I've come to think that when these unsettling convergences (and they are, for me, unsettling) occur, I need to at least acknowledge that they are affecting me. And this "pause" in life, this time of social isolation, is a tremendous opportunity to find some new space to reflect.
I remember seeing images of people gathering in the dark, with candles, praying and singing, in the days following 9/11. They were collecting and sharing hope in a beautiful way--one that we need to, but cannot do at this time. As our churches have now suspended gathering for prayer and worship, we are compelled to wait until we can do so again. I know that this means new opportunities to grow with our families and to connect with others. But I am sad. And I can only shake it for a little while before I think about it, again.
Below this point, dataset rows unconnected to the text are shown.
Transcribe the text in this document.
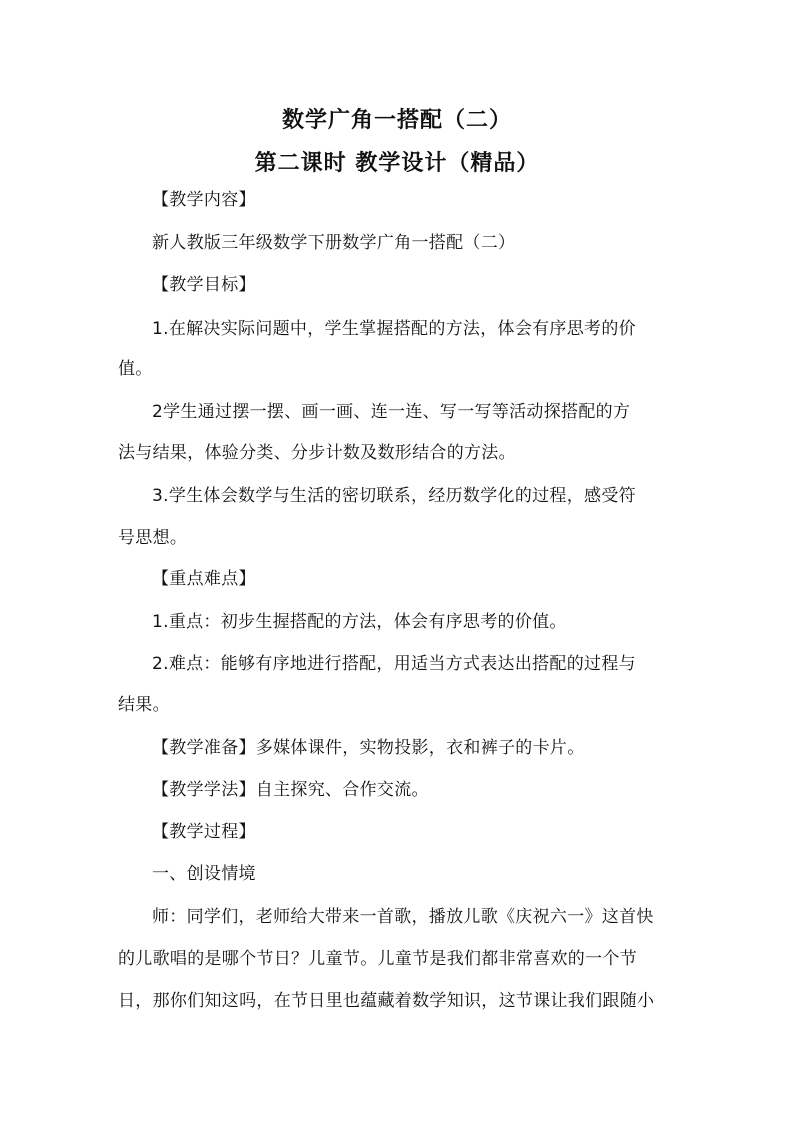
数学广角一搭配（二）
第二课时 教学设计（精品）
【教学内容】
新人教版三年级数学下册数学广角一搭配（二）
【教学目标】
1.在解决实际问题中，学生掌握搭配的方法，体会有序思考的价
值。
2学生通过摆一摆、画一画、连一连、写一写等活动探搭配的方
法与结果，体验分类、分步计数及数形结合的方法。
3.学生体会数学与生活的密切联系，经历数学化的过程，感受符
号思想。
【重点难点】
1.重点：初步生握搭配的方法，体会有序思考的价值。
2.难点：能够有序地进行搭配，用适当方式表达出搭配的过程与
结果。
【教学准备】多媒体课件，实物投影，衣和裤子的卡片。
【教学学法】自主探究、合作交流。
【教学过程】
一、创设情境
师：同学们，老师给大带来一首歌，播放儿歌《庆祝六一》这首快
的儿歌唱的是哪个节日？儿童节。儿童节是我们都非常喜欢的一个节
日，那你们知这吗，在节日里也蕴藏着数学知识，这节课让我们跟随小
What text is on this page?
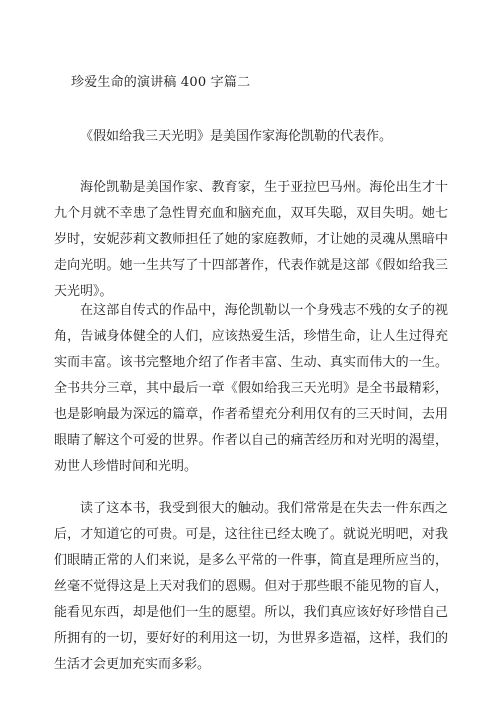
珍爱生命的演讲稿 400 字篇二

《假如给我三天光明》是美国作家海伦凯勒的代表作。

海伦凯勒是美国作家、教育家，生于亚拉巴马州。海伦出生才十九个月就不幸患了急性胃充血和脑充血，双耳失聪，双目失明。她七岁时，安妮莎莉文教师担任了她的家庭教师，才让她的灵魂从黑暗中走向光明。她一生共写了十四部著作，代表作就是这部《假如给我三天光明》。

在这部自传式的作品中，海伦凯勒以一个身残志不残的女子的视角，告诫身体健全的人们，应该热爱生活，珍惜生命，让人生过得充实而丰富。该书完整地介绍了作者丰富、生动、真实而伟大的一生。全书共分三章，其中最后一章《假如给我三天光明》是全书最精彩，也是影响最为深远的篇章，作者希望充分利用仅有的三天时间，去用眼睛了解这个可爱的世界。作者以自己的痛苦经历和对光明的渴望，劝世人珍惜时间和光明。

读了这本书，我受到很大的触动。我们常常是在失去一件东西之后，才知道它的可贵。可是，这往往已经太晚了。就说光明吧，对我们眼睛正常的人们来说，是多么平常的一件事，简直是理所应当的，丝毫不觉得这是上天对我们的恩赐。但对于那些眼不能见物的盲人，能看见东西，却是他们一生的愿望。所以，我们真应该好好珍惜自己所拥有的一切，要好好的利用这一切，为世界多造福，这样，我们的生活才会更加充实而多彩。
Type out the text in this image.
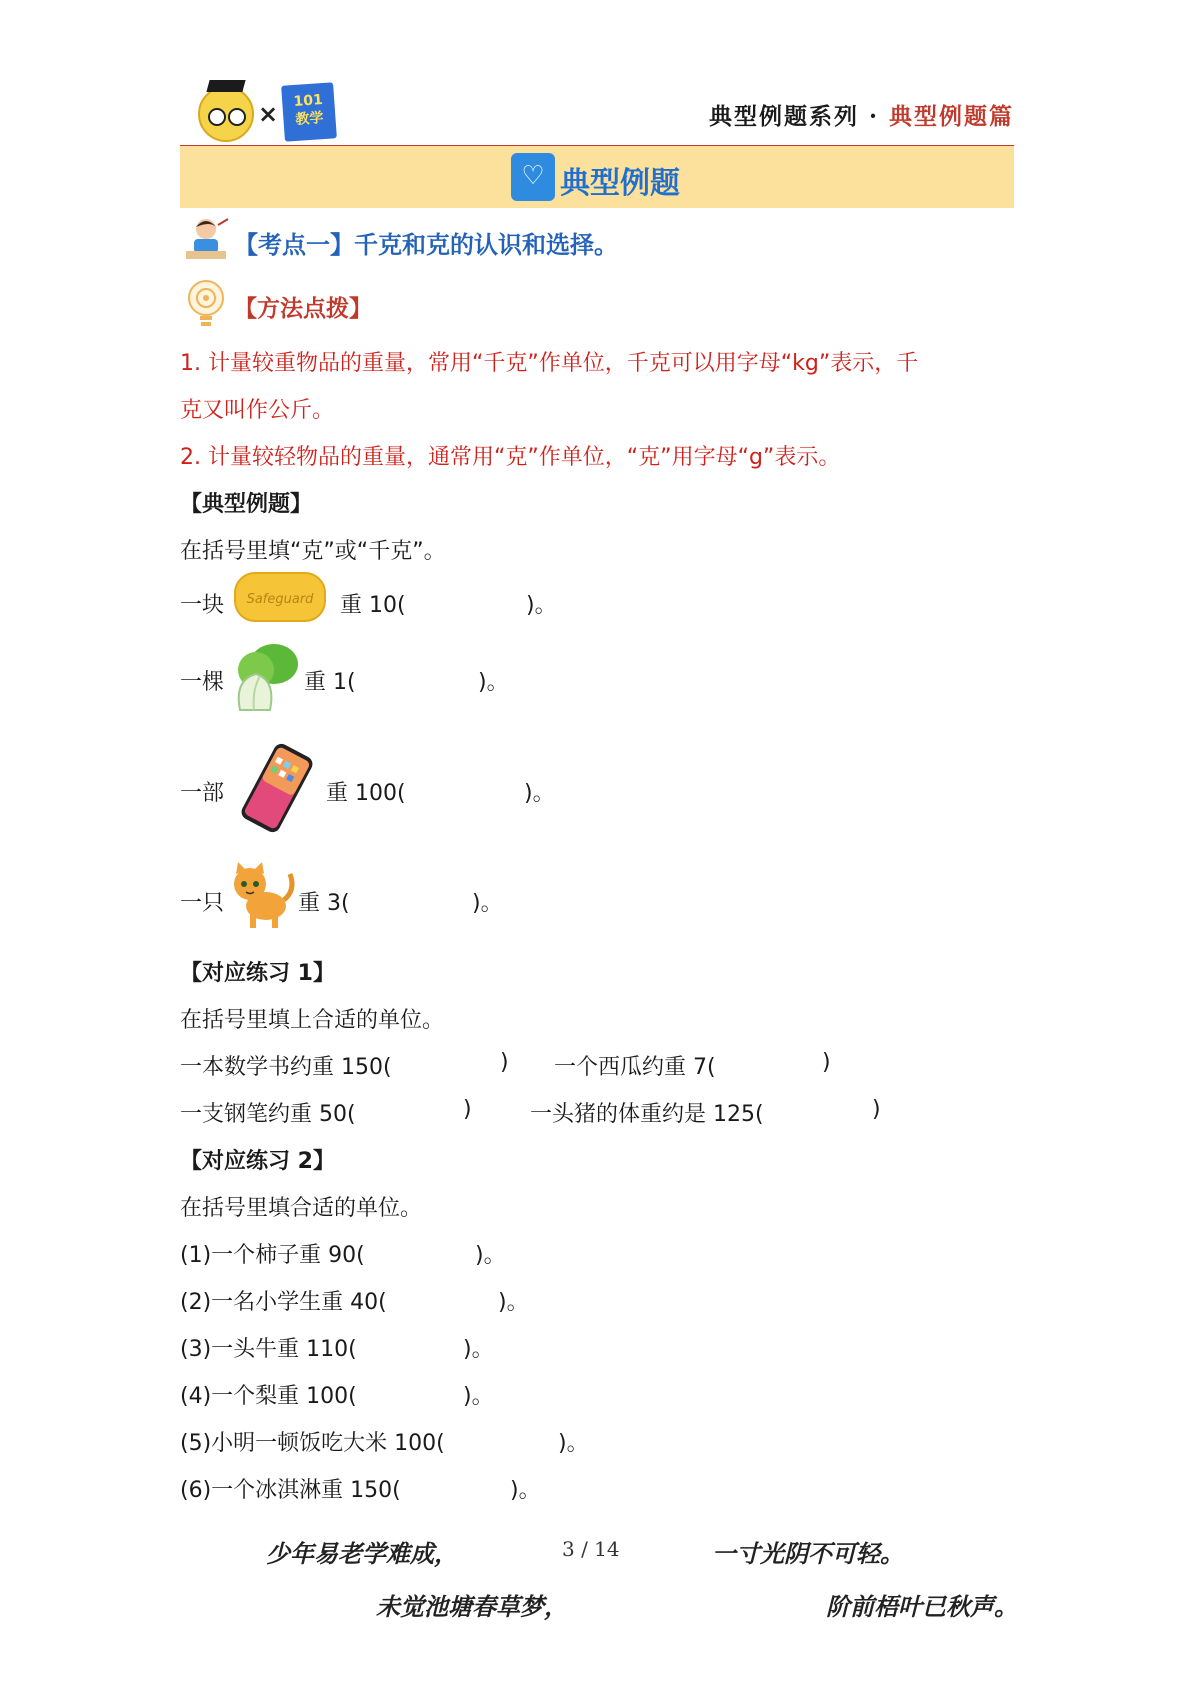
×	101
教学	典型例题系列 · 典型例题篇
♡ 典型例题
【考点一】千克和克的认识和选择。
【方法点拨】
1. 计量较重物品的重量，常用“千克”作单位，千克可以用字母“kg”表示，千
克又叫作公斤。
2. 计量较轻物品的重量，通常用“克”作单位，“克”用字母“g”表示。
【典型例题】
在括号里填“克”或“千克”。
一块 Safeguard 重 10(	)。
一棵	重 1(	)。
一部	重 100(	)。
一只	重 3(	)。
【对应练习 1】
在括号里填上合适的单位。
一本数学书约重 150(	) 一个西瓜约重 7(	)
一支钢笔约重 50(	)	一头猪的体重约是 125(	)
【对应练习 2】
在括号里填合适的单位。
(1)一个柿子重 90(	)。
(2)一名小学生重 40(	)。
(3)一头牛重 110(	)。
(4)一个梨重 100(	)。
(5)小明一顿饭吃大米 100(	)。
(6)一个冰淇淋重 150(	)。
少年易老学难成，	3 / 14	一寸光阴不可轻。
未觉池塘春草梦，	阶前梧叶已秋声。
For a considerable period of time in my life, I wanted to be Rich Mullins. Rich was the antihero of Christian music. He was a phenomenal storyteller, and his music bore his own unsettled conscience into lyrics that are not soon forgettable. Rich seemed to have a gift for being able to say "just what I needed to hear" for so many people. I haven't listened to him for a long time, and pulled up my favorite old album last night.
Hold me Jesus
'cause I'm shaking like a leaf
you have been King of my glory
won't you be my Prince of Peace?
I took a walk in woods this morning, and had one of those moments that I usually find suspicious. A coincidence? A sign? An answer?
It was the leaves. The snow is melting quickly, now, and at some point will be gone. But there, in the woods, most of the leaves which were atop the snow were now settled deep into it. They rest, in safety, in perfectly formed "beds" where their gentle weight has bore their imprint on the snow. Over time, the snow has formed a shelter that has kept the leaves intact, yet held them steady. Hundreds and hundreds of them were around me. No longer shaking.
Won't you be my Prince of Peace?
Today, it was the leaf. I don't know what will help lead the way tomorrow.